The force imprisoned in these unstable compounds may be held in reserve for an unlimited period, so long as all opportunity is denied them of returning the elements that compose them to their original combinations. Such a case occurs when large beds of vegetable substances are buried under layers of sediment which subsequently become stone, and thus shut the hydrocarbonaceous compounds beneath them from all access to oxygen. The beds of coal thus formed retain their reserved force for periods of immense duration; and when at length the material thus protected is brought to the surface, and made to give up its treasured power, it manifests its efficiency in driving machinery, propelling trains, heating furnaces, or diffusing warmth and comfort around the family fireside. In all these cases the heat and power developed from the coal is heat and power derived originally from the sun, and now set free, after having lain dormant thousands and perhaps millions of years.

This simple case of the formation of hydrocarbons from the elements furnished by carbonic acid and water is only adduced as an illustration of the general principle. The modes by which the power of the sun actually takes effect in the decomposition of stable compounds, and the formation of unstable ones from the elements thus obtained, are innumerable, and the processes as well as the combinations that result are extremely complicated. These processes include not only the first formation of the unstable compounds in the leaf, but also an endless series of modifications and re-arrangements which they subsequently undergo, as well in the other organs of the plant as in those of the animal when they are finally introduced into an animal system. In all, however, the general result is substantially the same—namely, the forcing of elements into unnatural combinations, so to speak, by the power of the sun acting through the instrumentality of vegetation, in order that they may subsequently, in the animal system, give out that power again by the effort they make to release themselves from the coercion imposed upon them, and to return to the natural unions in which they can find again stability and repose.

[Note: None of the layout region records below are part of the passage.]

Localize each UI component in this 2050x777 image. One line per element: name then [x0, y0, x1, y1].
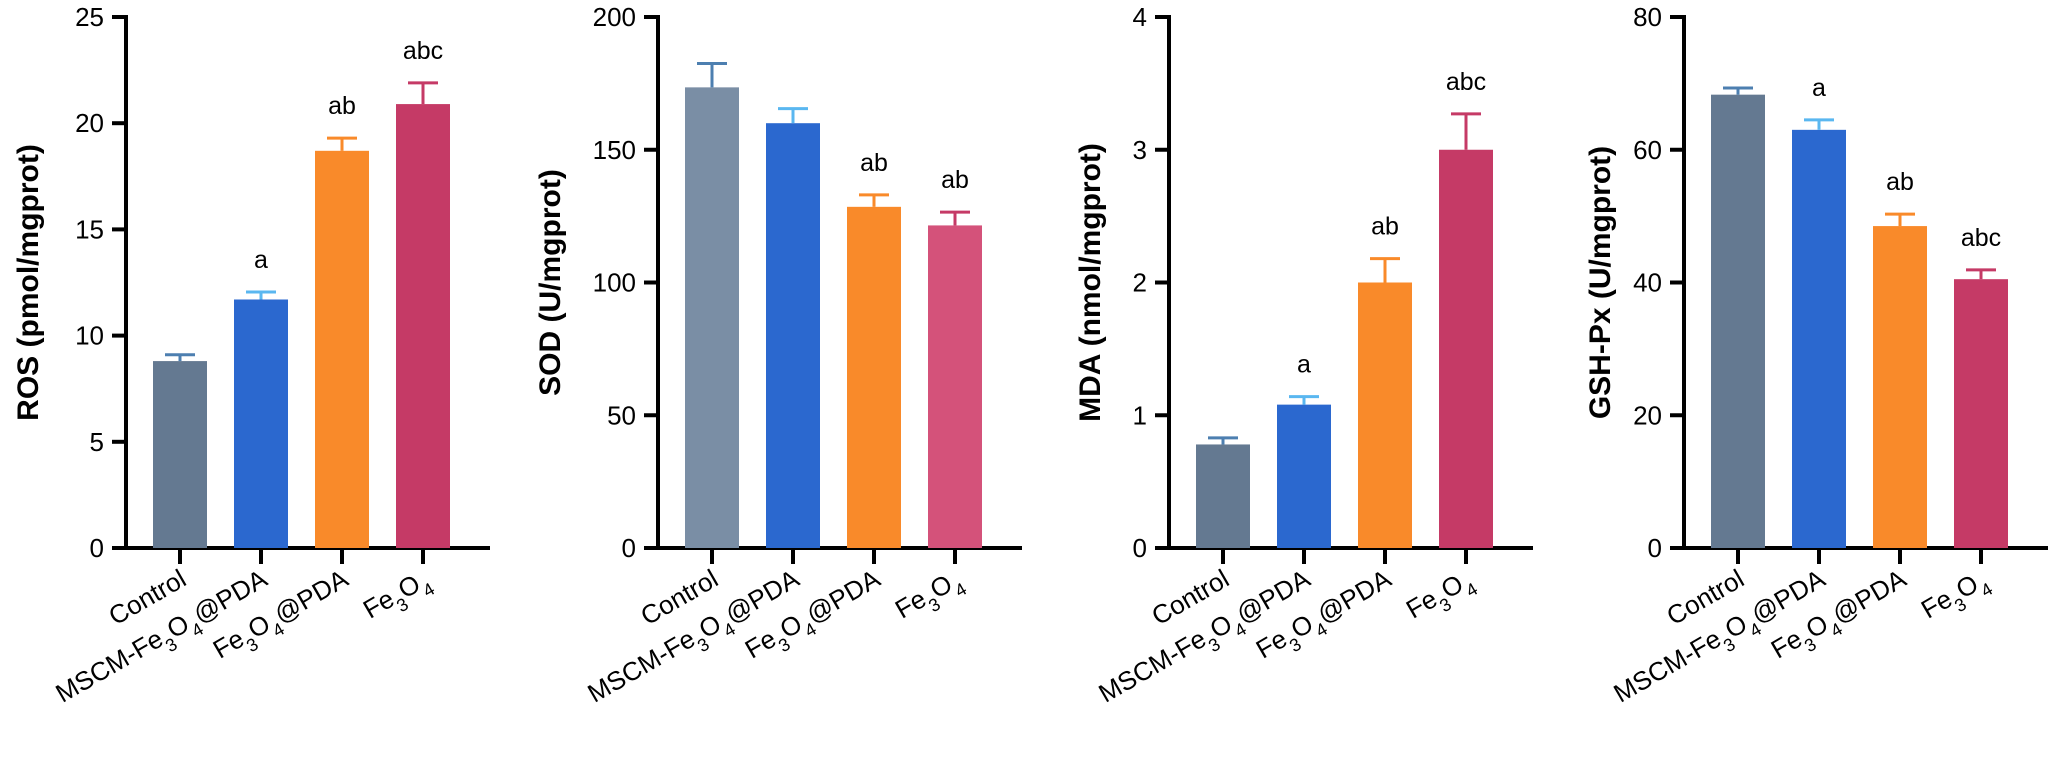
category-label: Fe3O4 [1401, 563, 1481, 631]
significance-label: ab [860, 149, 888, 177]
y-axis-label: MDA (nmol/mgprot) [1074, 143, 1107, 422]
category-label-part: Fe [358, 583, 399, 624]
y-tick-label: 0 [622, 533, 636, 563]
y-tick-label: 1 [1133, 400, 1147, 430]
category-label-part: MSCM-Fe [1608, 623, 1726, 708]
bar [1954, 279, 2008, 548]
y-tick-label: 0 [90, 533, 104, 563]
y-tick-label: 5 [90, 427, 104, 457]
y-tick-label: 200 [593, 2, 636, 32]
category-label: Fe3O4 [358, 563, 438, 631]
y-axis-label: ROS (pmol/mgprot) [12, 144, 45, 421]
significance-label: ab [328, 92, 356, 120]
y-tick-label: 0 [1648, 533, 1662, 563]
significance-label: a [1812, 74, 1826, 102]
y-axis-label: SOD (U/mgprot) [534, 169, 567, 396]
bar [153, 361, 207, 548]
y-tick-label: 3 [1133, 135, 1147, 165]
category-label-subscript: 4 [951, 579, 970, 601]
y-tick-label: 60 [1633, 135, 1662, 165]
category-label-part: Fe [1766, 623, 1807, 664]
category-label-part: Fe [208, 623, 249, 664]
y-tick-label: 15 [75, 214, 104, 244]
category-label-part: MSCM-Fe [582, 623, 700, 708]
category-label-subscript: 4 [1977, 579, 1996, 601]
y-tick-label: 2 [1133, 268, 1147, 298]
y-tick-label: 20 [1633, 400, 1662, 430]
bar [1439, 149, 1493, 548]
bar [1792, 129, 1846, 548]
category-label-part: MSCM-Fe [50, 623, 168, 708]
bar [234, 299, 288, 548]
category-label-subscript: 4 [419, 579, 438, 601]
bar [766, 123, 820, 548]
bar [685, 87, 739, 549]
category-label: Fe3O4 [1916, 563, 1996, 631]
category-label-part: @PDA [269, 563, 354, 629]
y-tick-label: 100 [593, 268, 636, 298]
bar [928, 225, 982, 549]
y-tick-label: 80 [1633, 2, 1662, 32]
significance-label: ab [941, 166, 969, 194]
significance-label: ab [1886, 168, 1914, 196]
bar [396, 104, 450, 549]
significance-label: abc [1961, 224, 2001, 252]
category-label-part: @PDA [801, 563, 886, 629]
y-tick-label: 40 [1633, 268, 1662, 298]
bar [1873, 226, 1927, 549]
category-label: Fe3O4 [890, 563, 970, 631]
y-tick-label: 4 [1133, 2, 1147, 32]
y-tick-label: 25 [75, 2, 104, 32]
category-label-part: Fe [890, 583, 931, 624]
bar [1711, 94, 1765, 548]
significance-label: a [254, 246, 268, 274]
significance-label: a [1297, 351, 1311, 379]
category-label-part: @PDA [1312, 563, 1397, 629]
bar [1196, 444, 1250, 548]
y-tick-label: 20 [75, 108, 104, 138]
category-label-part: Fe [1916, 583, 1957, 624]
y-axis-label: GSH-Px (U/mgprot) [1584, 146, 1617, 419]
category-label-part: Fe [740, 623, 781, 664]
category-label-part: MSCM-Fe [1093, 623, 1211, 708]
y-tick-label: 10 [75, 321, 104, 351]
y-tick-label: 0 [1133, 533, 1147, 563]
y-tick-label: 50 [607, 400, 636, 430]
category-label-part: Fe [1401, 583, 1442, 624]
category-label-part: @PDA [1827, 563, 1912, 629]
bar [315, 150, 369, 548]
bar [847, 206, 901, 548]
category-label-part: Fe [1251, 623, 1292, 664]
bar [1358, 282, 1412, 548]
y-tick-label: 150 [593, 135, 636, 165]
bar [1277, 404, 1331, 548]
significance-label: abc [403, 37, 443, 65]
category-label-subscript: 4 [1462, 579, 1481, 601]
significance-label: abc [1446, 68, 1486, 96]
significance-label: ab [1371, 213, 1399, 241]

One of the chief elements employed in the formation of these weakly-combined substances is nitrogen—its compounds being designated as nitrogenous substances, and noted, as a class, for the facility with which they are decomposed. Nitrogen is, in fact, the great weak-holder of nature. Young students in chemistry, when they learn that nitrogen is distinguished by the weakness of its affinities for other elements, and its consequent great inertness as a chemical agent, are often astonished to find that its compounds—such as nitric acid, nitre, which gives its explosive character to gunpowder, nitro-glycerine, gun-cotton, and various other explosive substances which it helps to form—are among the most remarkable in nature for the violence and intensity of their action, and for the extent to which the principle of vitality avails itself of them as magazines of force, upon which to draw in the fulfillment of its various functions.